* Equities slip at the U.S. open
* SPDR ETF holdings rise to record on Feb. 11 (Releads, updates prices)
By Paul Lauener and Jan Harvey
LONDON, March 12 (Reuters) - Gold jumped more than 2 percent on Thursday as stock market weakness boosted the metal's appeal as a haven from risk and holdings of the world's largest gold-backed exchange-traded fund hit a record.
Spot gold <XAU=> was $925.25/927.25 an ounce at 1355 GMT from $906.65 late in New York on Wednesday. Earlier, it touched a high of $930.45.
Buying of gold and gold-backed ETFs on the back of stock market weakness pushed the precious metal through technical resistance around $920 an ounce, analysts said.
"I think gold can get to $935 in the next few days," Citigroup analyst David Thurtell said.
U.S. stocks weakened at the open, reflecting losses throughout the morning in Europe. Gold has recently served as a haven from weak equities and financial sector instability.
The world's largest gold-backed ETF, the SPDR Gold Trust <GLD>, said its holdings hit a record 1,038.17 tonnes on Wednesday, fuelling expectations investor demand will remain strong. [
]Gold briefly pared gains in the wake of better-than-expected U.S. retail sales data, which led U.S. stock futures to turn positive. But the strength of consumer spending may now be fuelling fears over inflation.
"We could see some kind of inflation return to the market, whether it's in commodities or consumer and producer prices," Altavest analyst Tom Hartmann said.
"A long-term concern for a lot of people buying gold is going to be inflation. There's a huge amount of money that's been pushed into circulation by the government and it may all rush toward the market at some point."
The dollar firmed against the euro. [
]While a stronger dollar usually pressures gold, which is typically bought as an alternative to the currency, both assets are now moving in the same direction as they take their cues from risk aversion.
PRODUCTION DROPS
In production news, South African gold output fell 8.7 percent in volume terms and total mineral production dropped 11 percent in January compared with the same month in the previous year [
].The country is the world's second-biggest gold producer after China.

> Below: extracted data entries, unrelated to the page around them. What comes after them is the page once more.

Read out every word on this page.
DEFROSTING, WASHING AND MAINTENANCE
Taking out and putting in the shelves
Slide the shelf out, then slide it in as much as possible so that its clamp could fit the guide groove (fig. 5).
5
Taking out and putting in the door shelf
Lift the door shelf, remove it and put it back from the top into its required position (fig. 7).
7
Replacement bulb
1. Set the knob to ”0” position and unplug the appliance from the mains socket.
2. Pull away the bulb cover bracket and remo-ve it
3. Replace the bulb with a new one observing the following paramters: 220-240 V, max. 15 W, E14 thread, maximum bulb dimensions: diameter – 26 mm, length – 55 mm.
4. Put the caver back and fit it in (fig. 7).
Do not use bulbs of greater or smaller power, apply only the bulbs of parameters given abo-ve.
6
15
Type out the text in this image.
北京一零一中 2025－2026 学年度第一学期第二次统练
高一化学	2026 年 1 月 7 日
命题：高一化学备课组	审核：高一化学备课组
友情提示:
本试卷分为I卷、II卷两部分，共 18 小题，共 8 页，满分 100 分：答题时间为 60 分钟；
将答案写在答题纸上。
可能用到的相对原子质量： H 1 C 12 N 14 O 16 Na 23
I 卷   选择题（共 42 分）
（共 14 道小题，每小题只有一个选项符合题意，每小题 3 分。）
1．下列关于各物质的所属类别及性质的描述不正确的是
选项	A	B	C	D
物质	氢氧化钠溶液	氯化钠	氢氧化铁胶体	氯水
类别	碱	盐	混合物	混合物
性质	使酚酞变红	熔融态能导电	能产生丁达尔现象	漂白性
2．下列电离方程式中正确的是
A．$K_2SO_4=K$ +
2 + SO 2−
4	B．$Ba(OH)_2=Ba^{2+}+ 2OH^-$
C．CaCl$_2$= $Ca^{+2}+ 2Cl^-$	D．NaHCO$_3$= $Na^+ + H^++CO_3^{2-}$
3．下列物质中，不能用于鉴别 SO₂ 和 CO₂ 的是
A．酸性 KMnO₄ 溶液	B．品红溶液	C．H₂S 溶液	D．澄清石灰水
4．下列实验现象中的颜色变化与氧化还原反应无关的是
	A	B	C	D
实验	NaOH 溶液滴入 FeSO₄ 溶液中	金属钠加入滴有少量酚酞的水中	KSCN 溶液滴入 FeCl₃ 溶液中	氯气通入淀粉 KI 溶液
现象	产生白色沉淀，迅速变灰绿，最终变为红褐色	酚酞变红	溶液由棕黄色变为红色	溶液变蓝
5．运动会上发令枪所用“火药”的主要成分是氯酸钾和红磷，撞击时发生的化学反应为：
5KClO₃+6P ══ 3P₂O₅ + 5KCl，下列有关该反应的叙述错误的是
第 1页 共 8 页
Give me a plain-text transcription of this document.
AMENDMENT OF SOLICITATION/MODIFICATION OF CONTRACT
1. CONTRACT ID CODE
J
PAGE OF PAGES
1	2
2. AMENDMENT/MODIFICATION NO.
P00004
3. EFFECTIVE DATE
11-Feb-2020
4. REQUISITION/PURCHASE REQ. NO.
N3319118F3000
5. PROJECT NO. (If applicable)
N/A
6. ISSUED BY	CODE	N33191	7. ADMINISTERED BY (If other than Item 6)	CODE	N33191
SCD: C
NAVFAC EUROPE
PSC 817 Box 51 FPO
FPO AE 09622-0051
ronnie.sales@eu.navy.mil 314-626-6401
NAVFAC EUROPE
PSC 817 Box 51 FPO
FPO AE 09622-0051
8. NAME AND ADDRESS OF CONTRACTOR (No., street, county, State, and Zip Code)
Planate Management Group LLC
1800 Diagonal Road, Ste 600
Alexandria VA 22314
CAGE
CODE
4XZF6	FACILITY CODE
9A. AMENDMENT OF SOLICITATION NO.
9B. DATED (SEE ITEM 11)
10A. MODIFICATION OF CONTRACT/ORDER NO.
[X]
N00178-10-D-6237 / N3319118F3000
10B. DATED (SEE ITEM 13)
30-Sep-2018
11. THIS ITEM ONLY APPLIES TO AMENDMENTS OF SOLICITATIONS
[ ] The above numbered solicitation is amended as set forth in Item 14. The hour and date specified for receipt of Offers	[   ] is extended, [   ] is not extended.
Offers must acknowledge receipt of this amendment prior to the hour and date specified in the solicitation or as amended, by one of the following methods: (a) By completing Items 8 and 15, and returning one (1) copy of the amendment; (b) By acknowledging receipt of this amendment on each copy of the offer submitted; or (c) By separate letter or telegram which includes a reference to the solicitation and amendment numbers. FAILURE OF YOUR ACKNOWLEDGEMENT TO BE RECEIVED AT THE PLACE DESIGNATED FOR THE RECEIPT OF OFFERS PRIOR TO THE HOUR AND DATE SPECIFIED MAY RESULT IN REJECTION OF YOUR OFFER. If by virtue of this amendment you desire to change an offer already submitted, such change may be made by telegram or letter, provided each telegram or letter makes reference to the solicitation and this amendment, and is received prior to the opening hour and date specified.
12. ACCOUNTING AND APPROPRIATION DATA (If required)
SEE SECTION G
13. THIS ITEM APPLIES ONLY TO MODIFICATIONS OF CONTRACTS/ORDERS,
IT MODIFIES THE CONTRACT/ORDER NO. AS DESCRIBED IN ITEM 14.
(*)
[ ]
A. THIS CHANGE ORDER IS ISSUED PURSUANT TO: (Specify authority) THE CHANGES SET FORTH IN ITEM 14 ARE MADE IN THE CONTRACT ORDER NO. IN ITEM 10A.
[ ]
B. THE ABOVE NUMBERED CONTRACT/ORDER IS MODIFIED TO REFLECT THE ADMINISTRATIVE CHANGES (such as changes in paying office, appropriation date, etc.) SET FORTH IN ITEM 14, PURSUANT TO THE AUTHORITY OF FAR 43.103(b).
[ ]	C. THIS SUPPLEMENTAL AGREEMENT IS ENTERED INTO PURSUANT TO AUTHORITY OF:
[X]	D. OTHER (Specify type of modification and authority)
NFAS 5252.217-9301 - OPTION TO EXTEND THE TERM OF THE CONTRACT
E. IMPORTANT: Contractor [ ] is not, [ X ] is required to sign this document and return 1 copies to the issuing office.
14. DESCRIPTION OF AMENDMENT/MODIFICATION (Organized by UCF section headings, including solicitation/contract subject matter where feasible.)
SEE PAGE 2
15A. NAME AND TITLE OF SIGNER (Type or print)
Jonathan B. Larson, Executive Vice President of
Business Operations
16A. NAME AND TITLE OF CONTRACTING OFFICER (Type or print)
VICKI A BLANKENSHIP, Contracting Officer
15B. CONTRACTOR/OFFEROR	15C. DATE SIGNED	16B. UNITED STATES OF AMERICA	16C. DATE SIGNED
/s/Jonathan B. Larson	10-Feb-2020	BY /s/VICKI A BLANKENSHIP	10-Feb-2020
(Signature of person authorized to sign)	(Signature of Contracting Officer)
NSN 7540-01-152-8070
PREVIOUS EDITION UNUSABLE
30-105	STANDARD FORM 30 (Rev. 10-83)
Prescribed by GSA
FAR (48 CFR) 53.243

Broker Numis Securities cited falling mine supply, along with risk aversion, physical bullion demand, and the prospect of rising inflation and a weaker dollar, as behind a decision to raise its 2009 gold price forecast to $900 an ounce from $700. [
]Metals consultancy GFMS said the rate of producer de-hedging -- in which miners buy back gold they had previously sold forward to regain exposure to rising prices -- slowed in the fourth quarter of 2008 and will decrease further this year.
Dehedging was a major source of gold demand in recent years, but the rate of activity has slowed naturally as the global hedgebook has diminished. [
]"Higher gold prices tend to make miners keen to dehedge historic gold positions, but the expense of the dehedging can also dissuade miners from taking the pain," Fairfax analyst John Meyer said.
He said many miners preferred to wait for a pull-back in gold prices before closing out further forward sales.
Among other precious metals, spot silver <XAG=> was at $12.95/13.02 an ounce against $12.75 late in New York on Wednesday.